Must be within the range of 0.60%. Mn is a main element of the present invention along with V and is an element for improving toughness. If it is less than 1.2%, no significant improvement in toughness can be obtained, while if it exceeds 2.5%, the toughness will deteriorate instead, so Mn should be more than 1.2 ~ Must be within 2.5%. Since P is an element that embrittles the material of steel, it must be kept at 0.020% or less in order to ensure toughness, and even better results are obtained when it is 0.015% or less. S deteriorates toughness, but on the other hand, it is an element that improves machinability, so it is preferable for steel for machine structures to contain S to some extent, but since toughness is also important, S should be kept at 0.05% or less. be. Al is added as a deoxidizing agent, but on the other hand, when Al remains as metallic Al in steel, it bonds with N to become AlN, which is an element that affects the refinement or coarsening of crystal grains, and Al is an element with 0.005% If the amount is less, the effect of refining the crystal grains will be small; on the other hand,
If it exceeds 0.05%, coarsening of crystal grains will be promoted, so Al should be in the range of 0.005 to 0.05%. V is a main element for ensuring strength and toughness, and if it is less than 0.08%, it is difficult to ensure the strength to replace tempered materials, and the degree of formation of intragranular ferrite is small, resulting in little improvement in toughness. Further, if it exceeds 0.15%, the strength increases significantly and the toughness deteriorates, so V needs to be within the range of 0.08 to 0.15%. N is an element that coexists with Al and has the effect of refining crystal grains, and if it is less than 0.0020%, the refining effect will be small, while if it exceeds 0.0080%, the mechanical properties will deteriorate, so N is 0.0020%. ~
Must be within the range of less than 0.0080%. Next, the present invention will be explained with reference to examples. Example Table 1 shows the mechanical properties and composition of a 50 mm diameter steel bar as hot worked, which was produced by heating to 1250°C and rolling.

【table】

[Table] All of the steels listed in the table were produced through the various processes of converter, continuous casting, and rolling. Steels 1 to 3 are steels within the scope of the present invention, and Steels 7 and 8
is a comparative steel, and Steel 9 is a steel bar (50φ) that has been subjected to conventional quenching and tempering treatment. Invention steels 1 to 3 have higher strength than comparative steels 7 and 8.
It can be seen that both impact value is high and both strength and toughness are excellent. Furthermore, it has sufficient performance compared to conventional steel 9. As described above, according to the present invention, it is possible to provide a non-tempered steel with high strength and high toughness that is at least superior to conventionally used tempered steels.

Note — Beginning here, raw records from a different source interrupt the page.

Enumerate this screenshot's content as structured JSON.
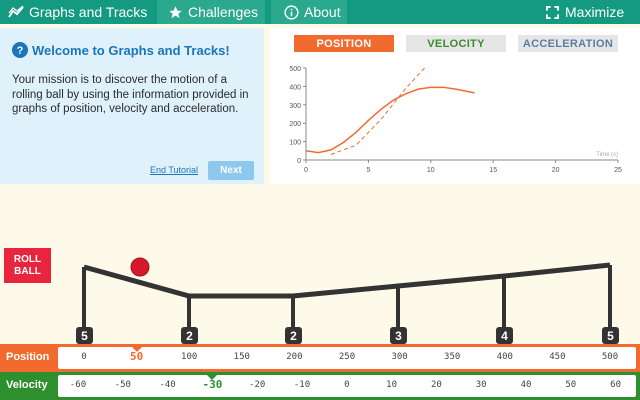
{
  "topbar": {
    "app_title": "Graphs and Tracks",
    "challenges_label": "Challenges",
    "about_label": "About",
    "maximize_label": "Maximize"
  },
  "tutorial": {
    "title": "Welcome to Graphs and Tracks!",
    "body": "Your mission is to discover the motion of a rolling ball by using the information provided in graphs of position, velocity and acceleration.",
    "end_label": "End Tutorial",
    "next_label": "Next"
  },
  "graph": {
    "tabs": [
      "POSITION",
      "VELOCITY",
      "ACCELERATION"
    ],
    "active_tab": "POSITION",
    "x_label": "Time (s)",
    "y_ticks": [
      "500",
      "400",
      "300",
      "200",
      "100",
      "0"
    ],
    "x_ticks": [
      "0",
      "5",
      "10",
      "15",
      "20",
      "25"
    ]
  },
  "chart_data": {
    "type": "line",
    "xlim": [
      0,
      25
    ],
    "ylim": [
      0,
      500
    ],
    "xlabel": "Time (s)",
    "series": [
      {
        "style": "solid",
        "color": "#f26a2e",
        "x": [
          0,
          1,
          2,
          3,
          4,
          5,
          6,
          7,
          8,
          9,
          10,
          11,
          12,
          13.5
        ],
        "y": [
          50,
          40,
          55,
          95,
          150,
          215,
          275,
          325,
          360,
          385,
          395,
          395,
          385,
          365
        ]
      },
      {
        "style": "dashed",
        "color": "#f26a2e",
        "x": [
          2,
          4,
          6,
          8,
          9.5
        ],
        "y": [
          30,
          80,
          220,
          390,
          500
        ]
      }
    ]
  },
  "track": {
    "roll_label_1": "ROLL",
    "roll_label_2": "BALL",
    "posts": [
      "5",
      "2",
      "2",
      "3",
      "4",
      "5"
    ],
    "ball_color": "#d6182c"
  },
  "position_ruler": {
    "label": "Position",
    "values": [
      "0",
      "50",
      "100",
      "150",
      "200",
      "250",
      "300",
      "350",
      "400",
      "450",
      "500"
    ],
    "selected_index": 1
  },
  "velocity_ruler": {
    "label": "Velocity",
    "values": [
      "-60",
      "-50",
      "-40",
      "-30",
      "-20",
      "-10",
      "0",
      "10",
      "20",
      "30",
      "40",
      "50",
      "60"
    ],
    "selected_index": 3
  }
}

[Brief explanation of drawings]

FIG. 1 is a diagram showing the relationship between yield strength and impact value of steel, and FIG. 2 is a diagram showing the relationship between Mn content, yield strength, and impact value.

Claims (1)

[Claims] 1 Over C0.27~0.55%, over Si0.14~0.60%,
Mn over 1.2 ~ 2.5%, P 0.012% or less, S 0.05% or less,
Al0.005~0.05%, V0.08~0.15%, N0.002~0.008
A non-tempered, high-strength, tough steel that is characterized by containing less than % Fe and the remainder being Fe and unavoidable impurities, and is characterized by being used as hot-worked.